Wir nutzten die neu von uns entwickelte Mikrobestrahlungsstrategie, um Unterschiede in der Induktion und Reparatur von DNA-Schäden zwischen Eu- und Heterochromatinregionen zu untersuchen. Hoch kompaktiertes Heterochromatin wurde hierzu zunächst markiert und anschließend mikrobestrahlt. Wir konnten damit nachweisen, dass DNA-Reparaturfaktoren unterschiedlicher Reparaturwege innerhalb der Heterochromatinregionen rekrutiert werden und, dass Bedingungen die zu einer prozessiven DNA-Synthese führen in einer 2-fachen Erweiterung der Heterochromatinregion resultieren.
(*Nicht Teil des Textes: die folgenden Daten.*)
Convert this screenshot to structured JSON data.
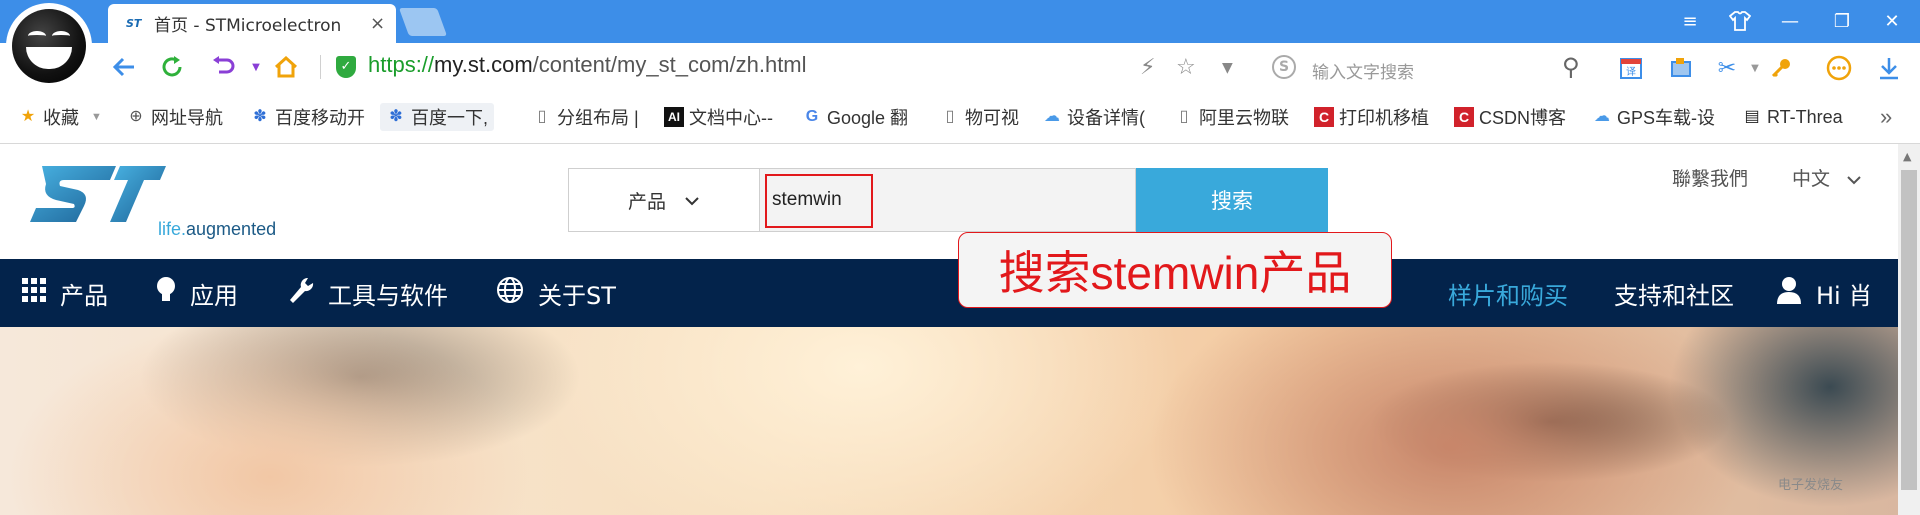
{
  "browser": {
    "tab": {
      "title": "首页 - STMicroelectron",
      "close": "×"
    },
    "window_controls": [
      "≡",
      "👕",
      "—",
      "❐",
      "✕"
    ],
    "address": {
      "protocol": "https://",
      "host": "my.st.com",
      "path": "/content/my_st_com/zh.html"
    },
    "search": {
      "placeholder": "输入文字搜索",
      "engine_icon": "S"
    },
    "bookmarks": [
      {
        "label": "收藏",
        "icon": "star-icon"
      },
      {
        "label": "网址导航",
        "icon": "globe-icon"
      },
      {
        "label": "百度移动开",
        "icon": "baidu-icon"
      },
      {
        "label": "百度一下,",
        "icon": "baidu-icon"
      },
      {
        "label": "分组布局 |",
        "icon": "page-icon"
      },
      {
        "label": "文档中心--",
        "icon": "ai-icon"
      },
      {
        "label": "Google 翻",
        "icon": "google-translate-icon"
      },
      {
        "label": "物可视",
        "icon": "page-icon"
      },
      {
        "label": "设备详情(",
        "icon": "cloud-icon"
      },
      {
        "label": "阿里云物联",
        "icon": "page-icon"
      },
      {
        "label": "打印机移植",
        "icon": "csdn-icon"
      },
      {
        "label": "CSDN博客",
        "icon": "csdn-icon"
      },
      {
        "label": "GPS车载-设",
        "icon": "cloud-icon"
      },
      {
        "label": "RT-Threa",
        "icon": "book-icon"
      }
    ],
    "more_bookmarks": "»"
  },
  "site": {
    "tagline": {
      "life": "life.",
      "augmented": "augmented"
    },
    "search": {
      "category": "产品",
      "query": "stemwin",
      "button": "搜索"
    },
    "utility": {
      "contact": "聯繫我們",
      "language": "中文"
    },
    "nav": {
      "products": "产品",
      "applications": "应用",
      "tools": "工具与软件",
      "about": "关于ST",
      "samples": "样片和购买",
      "support": "支持和社区",
      "user": "Hi 肖"
    },
    "annotation": "搜索stemwin产品",
    "watermark": "电子发烧友"
  },
  "colors": {
    "browser_blue": "#3d8ee8",
    "st_navy": "#03234b",
    "st_blue": "#39a9db",
    "annotation_red": "#e2181b",
    "secure_green": "#1a9d2b"
  }
}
Als zusätzlichen Nachweis applizierten wir zu den Zellen halogenierte Nucleotide unmittelbar vor Mikrobestrahlung und wiesen, durch die Inkorporation der modifizierten Nucleotide, prozessive DNA-Reparatur direkt innerhalb der Heterochromatinregionen nach. Diese Daten widersprechen der Hypothese, dass heterochromatische DNA-Schäden an der Peripherie der Region repariert werden, sondern zeigen dass DNA-Synthese direkt innerhalb Heterochromatinregionen stattfinden kann.

Darüber hinaus konnten wir unsere Mikrobestrahlungsstrategie einsetzen, um den kürzlich beschriebenen postreplikativen DNA-Reparaturweg Ribonukleotidexzisionsreparatur näher zu untersuchen. Es wird angenommen, dass dieser Reparaturweg die Millionen Ribonukleotide, die von DNA-Polymerasen während der DNA-Replikation misinkorporiert wurden, degradiert. Die Nuklease RNase H2 führt dabei den initialen Exzisionsschritt durch. Wir zeigten, dass RNase H2 nicht nur zu DNA-Replikations-Stellen, sondern auch zu Stellen mit prozessiver DNA-Reparatursynthese rekrutiert wird, was eine Aktivierung der Ribonukleotidexzisionsreparatur nicht nur nach DNA-Replikation sondern auch nach DNA-Reparatur nahelegt. Mutationen in RNase H2 führen zu der Autoimmunkrankheit „Aicardi-Goutieres-Syndrome“. Unsere Forschung konnte zeigen, dass Mutationen die Komplex Formierung, PCNA Bindung oder Katalyse beeinflussen zu einer Veränderung des Bindungs- und Mobilitätsverhalten an Replikations- und Reparaturstellen führen und konnten somit beitragen den zugrundeliegenden Krankheitsmechanismus besser zu verstehen.